Yüce Allah’ın Adıyla
Fırat’ın her iki tarafından yürüyen insanlar siyah bir şerit gibi göz aldığına uzanıp gidiyordu. Bu sıcak havada ince toz bulutu havaya yükseliyor, güneş ışığında kızıl bir görünüm veriyordu. Fırat kıyısı boyunca kurulu köylerde herkes evini Kerbela’ya yürüyen ziyaretçilere açmıştı. Kışa yabancı olan bu topraklarda Fırat boyunca etrafa dağılan kuru hurma dallarından yakılan ateşlerde demlenen çayların kokusu yorgun ziyaretçilere misk amber kokusunu andırıyordu.
Yol kenarlarına bırakılan büyük megafonlardan çıkan mersiye seslerini yüzlerce metreden duymak mümkündü. Nerdeyse istisnasız bütün evlerin önünde çadırlar kurulmuş, herkes elinde ne varsa uzak şehirlerden Kerbela’ya Erbain’de ulaşmak için yürüyen ziyaretçilere sunma yarışına girmişti.
Her adımda bir dinlenme, yemek yeme, çay içme veya yürümekten şişen ayaklarını yıkayıp pansuman etme fırsatı bütün ziyaretçilere hazırlanmıştı. Yani kelimenin tam anlamıyla bütün ülke Erbain için seferber olmuştu.
6-7 yaşlarında küçük bir kız çocuğu yolun kenarına uzatılan kuru hurma ağacına oturmuş Kerbela ziyaretçilerine hizmet verme telaşında olanları izliyor, bir taraftan da ağlıyordu.
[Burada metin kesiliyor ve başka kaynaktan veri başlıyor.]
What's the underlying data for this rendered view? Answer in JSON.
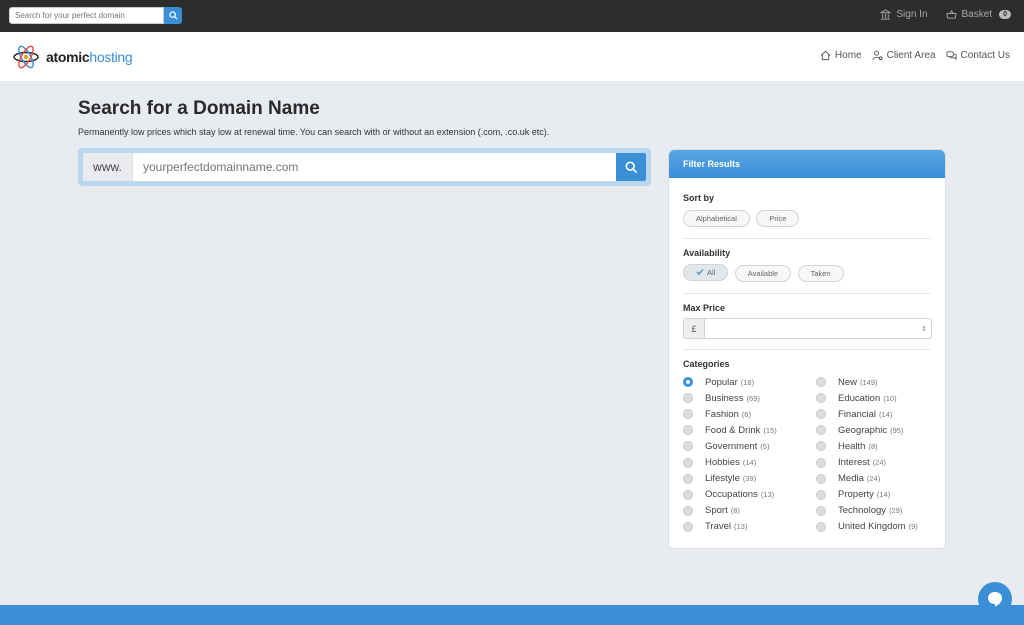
{
  "topbar": {
    "search_placeholder": "Search for your perfect domain",
    "sign_in": "Sign In",
    "basket": "Basket",
    "basket_count": "0"
  },
  "header": {
    "logo_part1": "atomic",
    "logo_part2": "hosting",
    "nav": [
      {
        "label": "Home",
        "icon": "home-icon"
      },
      {
        "label": "Client Area",
        "icon": "user-settings-icon"
      },
      {
        "label": "Contact Us",
        "icon": "chat-bubbles-icon"
      }
    ]
  },
  "main": {
    "title": "Search for a Domain Name",
    "subtitle": "Permanently low prices which stay low at renewal time. You can search with or without an extension (.com, .co.uk etc).",
    "www_prefix": "www.",
    "domain_placeholder": "yourperfectdomainname.com"
  },
  "filter": {
    "title": "Filter Results",
    "sort_by": {
      "label": "Sort by",
      "options": [
        "Alphabetical",
        "Price"
      ]
    },
    "availability": {
      "label": "Availability",
      "options": [
        "All",
        "Available",
        "Taken"
      ],
      "selected": "All"
    },
    "max_price": {
      "label": "Max Price",
      "currency": "£",
      "value": ""
    },
    "categories": {
      "label": "Categories",
      "selected": "Popular",
      "left": [
        {
          "name": "Popular",
          "count": "(18)"
        },
        {
          "name": "Business",
          "count": "(69)"
        },
        {
          "name": "Fashion",
          "count": "(6)"
        },
        {
          "name": "Food & Drink",
          "count": "(15)"
        },
        {
          "name": "Government",
          "count": "(5)"
        },
        {
          "name": "Hobbies",
          "count": "(14)"
        },
        {
          "name": "Lifestyle",
          "count": "(39)"
        },
        {
          "name": "Occupations",
          "count": "(13)"
        },
        {
          "name": "Sport",
          "count": "(8)"
        },
        {
          "name": "Travel",
          "count": "(13)"
        }
      ],
      "right": [
        {
          "name": "New",
          "count": "(149)"
        },
        {
          "name": "Education",
          "count": "(10)"
        },
        {
          "name": "Financial",
          "count": "(14)"
        },
        {
          "name": "Geographic",
          "count": "(95)"
        },
        {
          "name": "Health",
          "count": "(8)"
        },
        {
          "name": "Interest",
          "count": "(24)"
        },
        {
          "name": "Media",
          "count": "(24)"
        },
        {
          "name": "Property",
          "count": "(14)"
        },
        {
          "name": "Technology",
          "count": "(29)"
        },
        {
          "name": "United Kingdom",
          "count": "(9)"
        }
      ]
    }
  },
  "colors": {
    "accent": "#3a8fd6",
    "topbar": "#2d2d2d",
    "background": "#e8ebef"
  }
}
Kirpiklerinden süzülen damlalar ziyaretçilerin ayağından çıkan tozların konduğu masum yüzündeki tozları yararak yüzünde bir iz bırakmıştı.
Dağınık uzun saçları, üzerindeki eski elbisenin yırtılmış yakasının bir kısmını örtüyordu. Yalın ayağı ise sıcak Irak çölünde kavrulup küle dönen toprakla bütünleşmiş gibiydi.
On anda bir gurubun geçtiğini gördü. Yüzüne dökülen saçlarını kenara iterek başını kaldırdı. Gurubun önünde giden 60 yaşlarında beyaz sakallı, nurani bir dedeyle göz göze geldiler.
Adam bir anlık durdu. Acaba anne babasını mı bu kalabalıkta kaybetmiş, diye düşündü. Yaklaşarak oturan çocuğun önüne eğildi.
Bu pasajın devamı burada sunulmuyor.